I saw in the 3ds max 9 demo videos they have a new mental ray shader that can ‘fake’ bevelled edges by altering the normals like a bump map. It’s hard to make out much in the video, but it sounds like a very clever idea. Demo is in the ‘mental ray improvements’ video here: http://usa.autodesk.com/adsk/servlet/item?siteID=123112&id=7684178
Not easily. I tried this already and I tried soooo many different ways. I needed it to help with edge detection for a toon shader because sharp edges are difficult to pick up when the surface bends away from the camera. I figured out a decent way to do it. It’s probably the same method as the normals adjustment. Basically, I exported the normals from Blender and then compared the phong interpolated normals to the standard surface normals to detect the edge position (Renderman deals with patches you see and you don’t want to bevel internal edges). Then I just used a condition to decide which edges to bevel and by how much.
These are all subdiv cubes creased by varying amounts (0, 0.25, 0.5, 0.75, 1) rendered in 3delight with an auto-bevel displacement shader:
The trouble is it gets artifacts for unclean geometry because sometimes the normal variation isn’t enough to detect the edge properly. This is a limitation with REYES actually because it only gets access to the currently shaded point so it doesn’t know about adjacent points. The surface normal variation was about the only info I had access to that was useful.

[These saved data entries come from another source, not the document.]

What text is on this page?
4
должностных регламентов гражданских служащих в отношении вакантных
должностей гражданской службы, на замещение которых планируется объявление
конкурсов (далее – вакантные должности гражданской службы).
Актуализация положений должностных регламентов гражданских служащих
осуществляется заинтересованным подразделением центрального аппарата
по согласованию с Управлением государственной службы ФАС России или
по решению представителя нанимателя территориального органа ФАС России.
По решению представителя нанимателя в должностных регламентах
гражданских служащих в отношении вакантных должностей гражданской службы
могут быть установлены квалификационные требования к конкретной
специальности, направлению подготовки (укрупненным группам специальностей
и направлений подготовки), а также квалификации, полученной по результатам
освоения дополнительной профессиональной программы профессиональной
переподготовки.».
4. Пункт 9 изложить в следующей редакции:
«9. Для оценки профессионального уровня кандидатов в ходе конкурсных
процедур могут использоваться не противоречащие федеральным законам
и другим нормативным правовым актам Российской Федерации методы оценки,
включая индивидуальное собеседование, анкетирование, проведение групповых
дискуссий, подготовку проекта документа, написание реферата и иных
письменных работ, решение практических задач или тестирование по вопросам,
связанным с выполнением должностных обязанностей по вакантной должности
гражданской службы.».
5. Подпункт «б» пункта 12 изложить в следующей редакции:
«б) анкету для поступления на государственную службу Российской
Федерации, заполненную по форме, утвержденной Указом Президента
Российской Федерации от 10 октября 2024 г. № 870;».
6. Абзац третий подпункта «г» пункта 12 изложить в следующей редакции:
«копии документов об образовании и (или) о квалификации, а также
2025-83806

Blender would be able to do this much more easily because it always knows where the edges are. I think an auto-bevel tool would be great. I’m not so keen on the idea of faked normals for high quality renders because you are limited to micro-bevels but until Blender gets true displacements, it might have to do. Of course, if it could bake a displacement map so that you could render in say Renderman then that might work ok but you’ve got to worry about texture stretching and things.
With Renderman, it’s actually not that much different. With micro-polygons, displacements don’t really take that much longer to render than normals adjustment other than when you have complicated lighting because naturally, it has to take into account the new geometry and generate complex shadows. But if you have soft shadow maps, Renderman by default ignores the displacements unless you specify a true displacement option. Of course the same certainly isn’t true about Blender’s displacements.
I feel your pain, but as they say, tool is just a tool and the outcome depends how well you know to use the tool.
I didn’t finish the “bevel” shader as this is not my priority No 1 at this moment, but I can show you a quick result which proves it is pretty simple to do correctly.
[Hint: look at Soccerball displacement and surface shaders. This might not be a standard way of doing things, but you get very precise results. Since you know the vert locations of your object, you can include it right into your shader… and the rest is history].
The shader calculates the distance from the line (Pi, Pj) and if it’s bigger than 0.2 then it extrudes the face up. i haven’t written the smooth translation, so I left it transparent.
I don’t think that helps because you need to know which edges are sharp. You therefore need to be able to test the discontinuity of the nearest edge and Renderman SL doesn’t let you do that. A simple method would be to check what the normal direction is on one side of the edge compared to the normal on the other side because not only do you need to know when to bevel an edge but in which direction. Internal edges are bevelled inwards as you can see in the second image I posted before. But you can’t calculate the normal anywhere except the current point. This is because REYES doesn’t like to store all the geometry in the scene in order to save memory so you don’t get access to it.
You can get that result by just displacing the points along their normals. You also need to test on cubes that don’t just have 1 polygon per face because that’s where you get problems with internal edges. One solution is to use custom UV parameterization but it’s a pain in the ass because it would be like UV mapping your model twice and Blender doesn’t support multiple UV maps anyway.
Displacing the faces is not an option because you are changing the shape/size of the model. Any bevel transforms should only affect the edges. You would find it diffcult to do the smooth translation that way. The samples that I rendered above displace the points near the edge down towards a calculated spherical centre based on their distance from the edge.
I had limited success using vertex coloring to determine which edges to bevel but Blender didn’t export colors very well so it got artifacts plus on faces with only 1 polygon, it interpolated the color across the face so you had to subdivide all those faces.